Mark Garry: Songs of the Soil
The exhibition at LCGA will comprises a series of installations and individual works under the combined title Songs and the Soil.
These works explore interrelated research areas and material interests that are reflective of Mark Garry’s multidimensional approach to a subject and exhibition-making. Songs and the Soil engages with the related subjects of landscape and music/sound, looking at each element from historical, social and cultural perspectives and points to where these elements combine or intersect.
This is the second iteration of Songs and the Soil, the project was initially commissioned by Hugh Mulholland for the MAC in Belfast. There are a number of new works that have been developed specifically for this LCGA iteration of Songs and the Soil Mark Garry is driven by a fundamental interest in observing how we navigate the world and the subjectivity inherent in these navigations. His work is characterised by delicate site-specific installations which are meticulously constructed, combining physical, visual, sensory and empathetic relationships that intersect the gallery and form connections between a specific space and each other.
The exhibition contains an expansive and immersive installation made up of a series of inter-reliant sonic, sculptural and pictorial elements. LCGA will be transformed into an indoor meadow where hundreds of dried flowers (Gypsophila) are held within small porcelain vessels accompanied by an ambitious six-hour musical composition made up of birdsong, using field recordings from a variety of locations close to where the artist lives.

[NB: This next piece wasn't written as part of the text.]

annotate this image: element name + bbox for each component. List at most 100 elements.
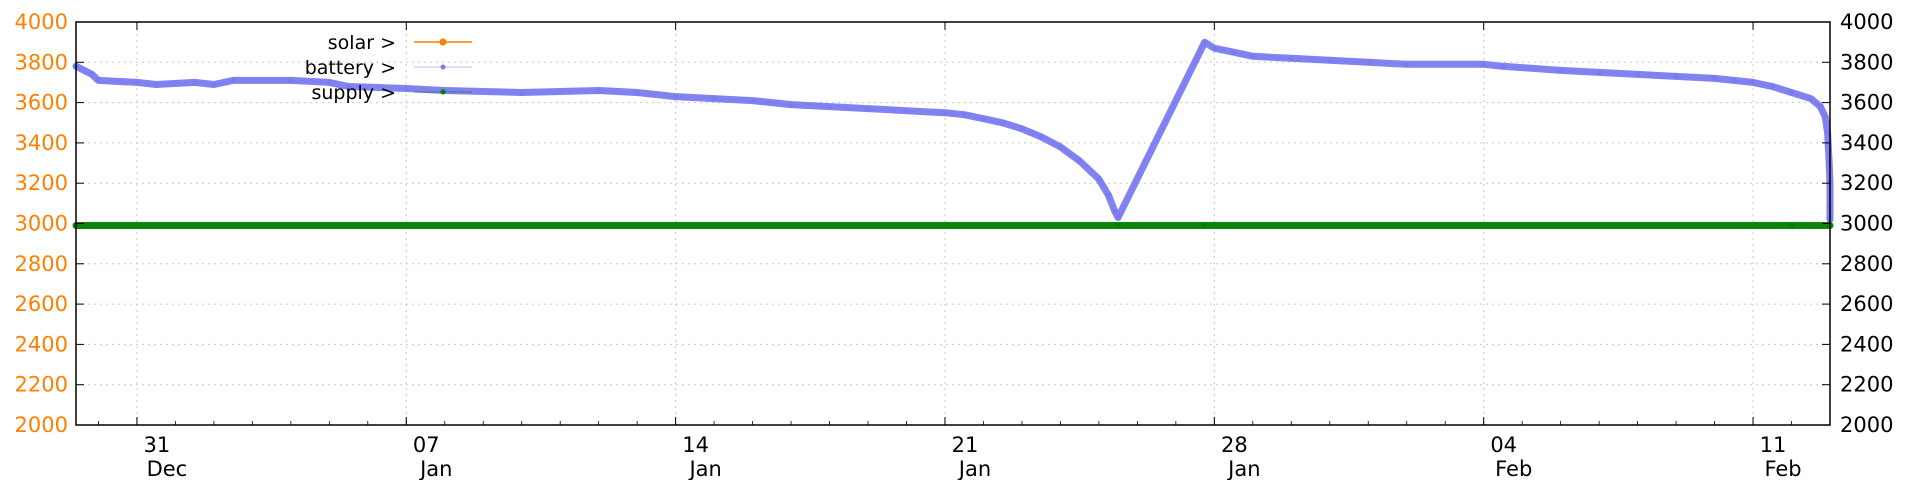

Songs and the Soil also includes a new film work entitled An Lucht Siúil (The Walking People). The film explores the relationship between Irish travellers and Modernism, specifically the relationship between Irish Travelers and the Irish state as it is played out between the traveller and settled communities in the middle part of the last century. The film’s narration in five sections adopts the theatrical structure of a Greek Tragedy performed partly in English and partly in Shelta (de Gamon /Cant), the language of the Irish traveller. These songs, written by the artist, act as a poetic response to Ireland’s complex relationship to land and land ownership, and the relationship between the peoples who share this land.
While located in research Garry’s intention is that one’s encounter with the works prioritises the poetic over the didactic, where research elements are subtly embedded, and where the works combine to enable an encounter that merges modesty and complexity.
Mark Gary has held exhibitions at museums and art venues in Europe, North America, Australia and Asia and represented Ireland at the 2005 Venice Biennale. Most recently Mark has held solo exhibitions at The MAC Belfast,(2020), Chanwon Sculpture Biennale,(South Korea) (2020) Roscommon art Centre.(2020), The Irish Museum of Modern Art. IMMA. Dada Post, Berlin. Towner, Eastbourne, The Model, Sligo, Lafayette projects Marseille. Sommer & Kohl, Berlin, City gallery, Charleston South Carolina. Cave, Detroit, Michigan, Stephen Freidman Gallery, London, Galleria Civica di Modena, Modena, Italy, Gallery Vartai, Vilnius, Lithuania, The Mattress Factory, Pittsburgh PA, The Lewis Glucksman gallery, Cork, The Serpentine Gallery, London, Kerlin gallery, RHA, The Hugh lane Gallery, The Douglas Hyde Gallery and Temple bar Galleries ,Dublin. His work is represented in the collections of the Irish Museum of Modern Art, Arts Council of Ireland, the Foundation to-life Arthur and Carol Kaufman Goldberg collection New York.